The harassment started small, then it escalated.
A week after I went to the police, an eviction notice was taped to our door. The rental company, which I now realized was a subsidiary of Fowler Properties, claimed we had violated our lease. It was a lie, but it didn't matter. We had thirty days to get out.
Then the online campaign began.
Anonymous accounts started posting on local community forums and social media. They painted Andrew as a violent thug with a history of fighting. They called him a sore loser who attacked Wesley after the game.
They posted my photo, my name, the address of the veterinary clinic where I worked. They called me an unstable, hysterical woman trying to extort money from a good family.
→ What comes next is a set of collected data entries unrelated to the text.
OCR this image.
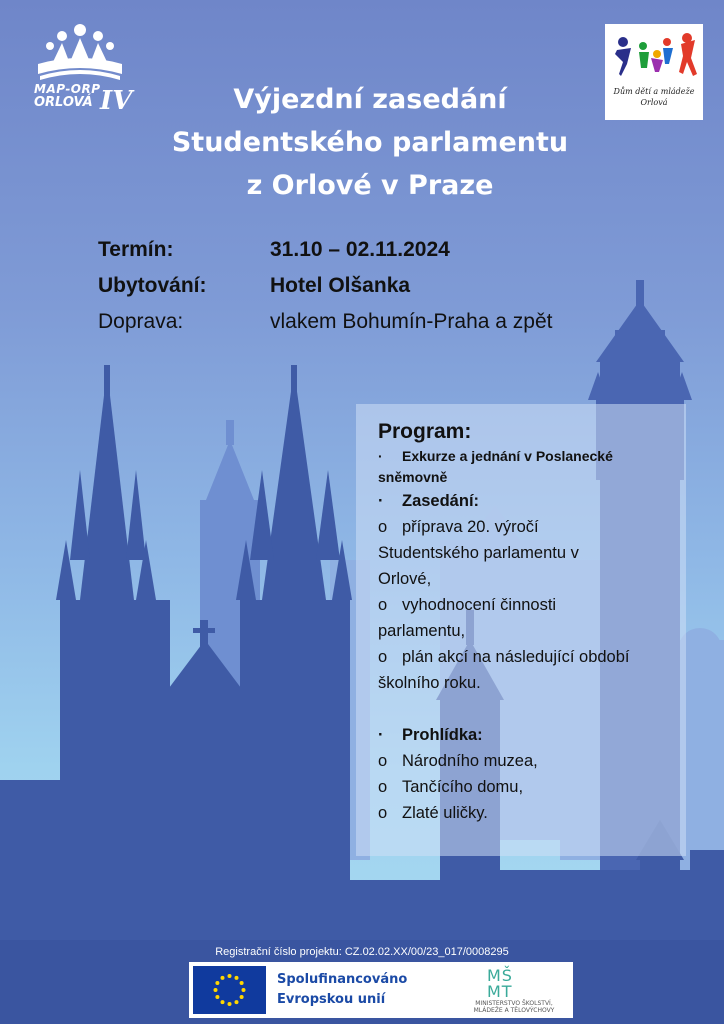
MAP-ORP
ORLOVÁ IV	Dům dětí a mládeže
Orlová
Výjezdní zasedání
Studentského parlamentu
z Orlové v Praze
Termín:	31.10 – 02.11.2024
Ubytování:	Hotel Olšanka
Doprava:	vlakem Bohumín-Praha a zpět
Program:
· Exkurze a jednání v Poslanecké
sněmovně
· Zasedání:
o příprava 20. výročí
Studentského parlamentu v
Orlové,
o vyhodnocení činnosti
parlamentu,
o plán akcí na následující období
školního roku.
· Prohlídka:
o Národního muzea,
o Tančícího domu,
o Zlaté uličky.
Registrační číslo projektu: CZ.02.02.XX/00/23_017/0008295
Spolufinancováno
Evropskou unií
MŠ
MT
MINISTERSTVO ŠKOLSTVÍ,
MLÁDEŽE A TĚLOVÝCHOVY
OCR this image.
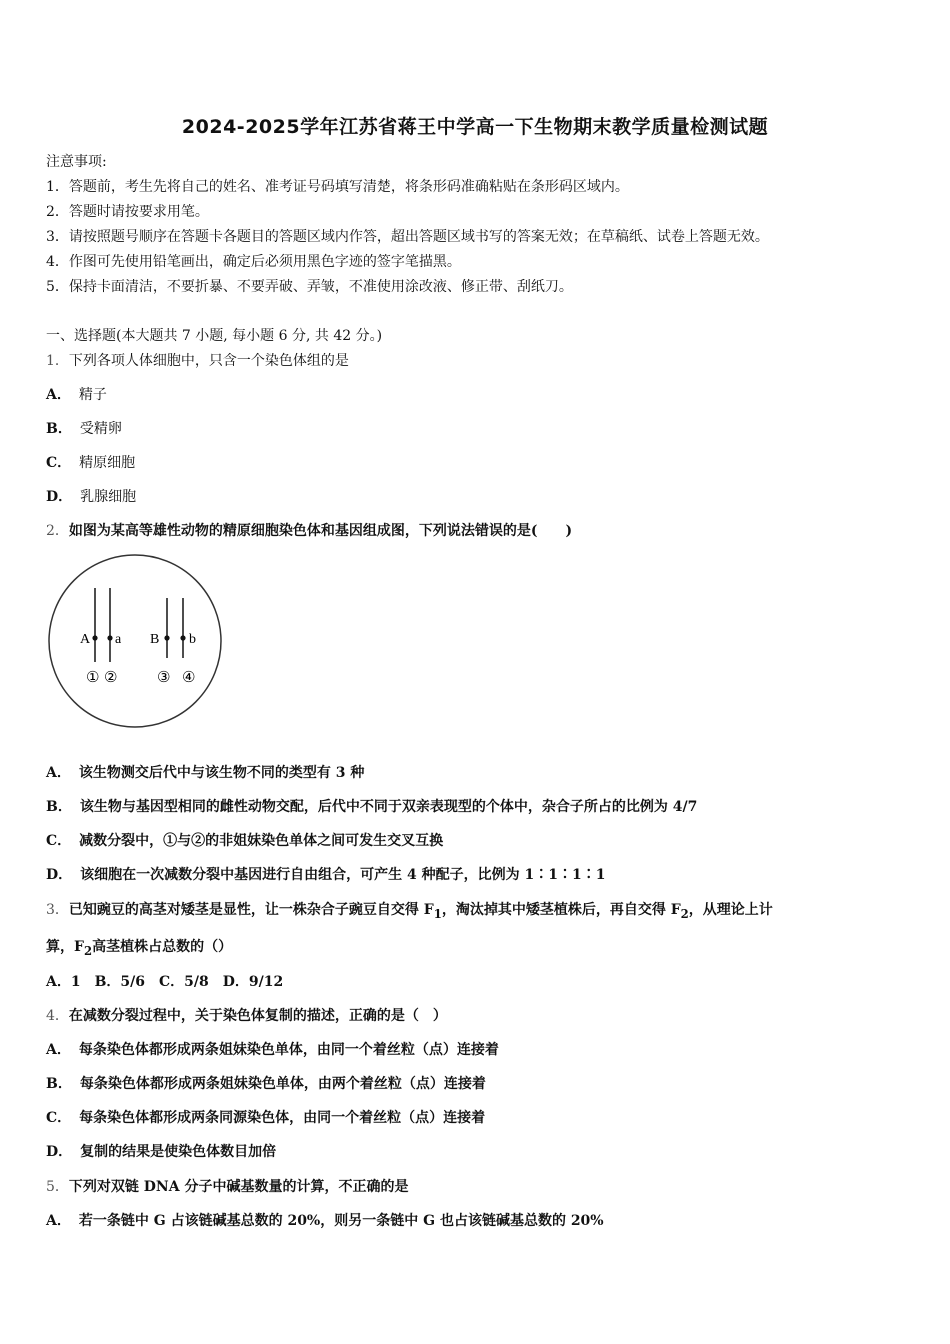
2024-2025学年江苏省蒋王中学高一下生物期末教学质量检测试题
注意事项:
1．答题前，考生先将自己的姓名、准考证号码填写清楚，将条形码准确粘贴在条形码区域内。
2．答题时请按要求用笔。
3．请按照题号顺序在答题卡各题目的答题区域内作答，超出答题区域书写的答案无效；在草稿纸、试卷上答题无效。
4．作图可先使用铅笔画出，确定后必须用黑色字迹的签字笔描黑。
5．保持卡面清洁，不要折暴、不要弄破、弄皱，不准使用涂改液、修正带、刮纸刀。
一、选择题(本大题共 7 小题, 每小题 6 分, 共 42 分。)
1．下列各项人体细胞中，只含一个染色体组的是
A． 精子
B． 受精卵
C． 精原细胞
D． 乳腺细胞
2．如图为某高等雄性动物的精原细胞染色体和基因组成图，下列说法错误的是(　　)
A a B b
① ②	③ ④
A． 该生物测交后代中与该生物不同的类型有 3 种
B． 该生物与基因型相同的雌性动物交配，后代中不同于双亲表现型的个体中，杂合子所占的比例为 4/7
C． 减数分裂中，①与②的非姐妹染色单体之间可发生交叉互换
D． 该细胞在一次减数分裂中基因进行自由组合，可产生 4 种配子，比例为 1∶1∶1∶1
3．已知豌豆的高茎对矮茎是显性，让一株杂合子豌豆自交得 $F_1$，淘汰掉其中矮茎植株后，再自交得 $F_2$，从理论上计
算，$F_2$高茎植株占总数的（）
A．1　B．5/6　C．5/8　D．9/12
4．在减数分裂过程中，关于染色体复制的描述，正确的是（　）
A． 每条染色体都形成两条姐妹染色单体，由同一个着丝粒（点）连接着
B． 每条染色体都形成两条姐妹染色单体，由两个着丝粒（点）连接着
C． 每条染色体都形成两条同源染色体，由同一个着丝粒（点）连接着
D． 复制的结果是使染色体数目加倍
5．下列对双链 DNA 分子中碱基数量的计算，不正确的是
A． 若一条链中 G 占该链碱基总数的 20%，则另一条链中 G 也占该链碱基总数的 20%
My boss called me into his office, his face grim. "Maria, people are calling, leaving bad reviews. They're saying you're a troublemaker. I can't have this affecting my business."
He didn't fire me, not outright. But he cut my hours until I was barely making enough to buy groceries.
The medical bills started arriving. Piles of them. The surgery, the hospital stay, the physical therapy Andrew would need for years. The numbers were staggering, a mountain of debt I could never hope to climb.
I would come home to our small, rented house, the one we were about to be kicked out of, and find Andrew staring at the wall. The cast on his leg was a huge, white monument to his shattered future.
He stopped talking. He stopped eating. The light in his eyes, the one that burned so bright on the football field, was gone.
One evening, I found him sitting in the dark, clutching a photo of our dad in his Army uniform.
He looked up at me, his face a mask of despair.
"I wish I had died in the crash, Maria," he whispered, his voice cracking. "I wish they had just killed me. It would be better than this. I'm worthless now."
He started to sob, deep, gut-wrenching sounds of a boy who had lost everything. I held him, my own tears streaming down my face, feeling the weight of our entire world crushing us. We were alone, broken, and completely at the mercy of a family that wanted to destroy us.
At that moment, I felt a despair so profound it was like drowning. I didn't know what to do. There was nowhere to turn. No one to help.